A second mailing and phone call included the consent for the HCV Follow-up Study that involved notification of their primary care physicians, participation in a phone questionnaire approximately three months after their initial notification about HCV, and access to medical records relevant to HCV. The medical record review included prior HCV testing, HCV treatment, liver imaging, liver function testing, and evidence of liver disease.

The COPDGene Participant Advisory Panel endorsed this approach for returning HCV results to COPDGene participants. In addition, the COPDGene OSMB and IRBs for the 17 COPDGene clinical centers with at least one HCV-positive participant approved the return of results procedures. We elected to notify only participants with evidence for HCV infection (since the significance of a negative result is uncertain). We also decided to notify only surviving participants with evidence of HCV, and not to contact relatives of deceased participants.

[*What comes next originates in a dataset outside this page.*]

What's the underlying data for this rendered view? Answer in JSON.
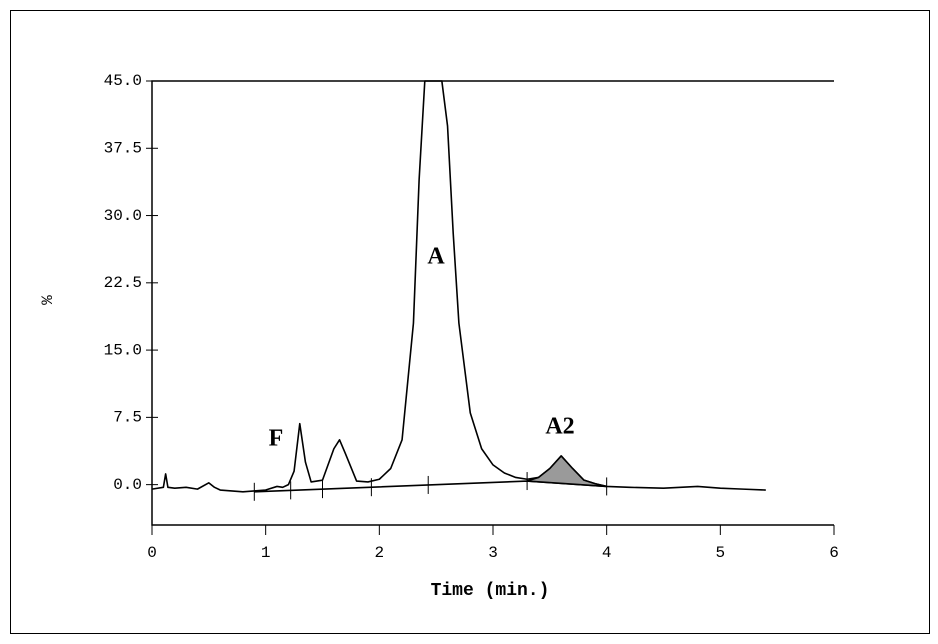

The HCV Follow-Up Study Questionnaire (Supplemental Materials) was developed to capture information regarding previous HCV diagnosis and treatment as well as the reactions of COPDGene participants to receiving HCV results. The HCV Follow-Up Study Questionnaire was IRB-approved at all relevant clinical centers, and written informed consent was obtained for participation in the HCV Follow-Up Study. Interested participants were asked to respond to this questionnaire by phone interview three months after receiving their initial contact letter regarding HCV results. Differences in reactions to receiving HCV results based on whether or not there was a previous HCV diagnosis were assessed with two-sided Fisher’s Exact Tests using SAS version 9.4.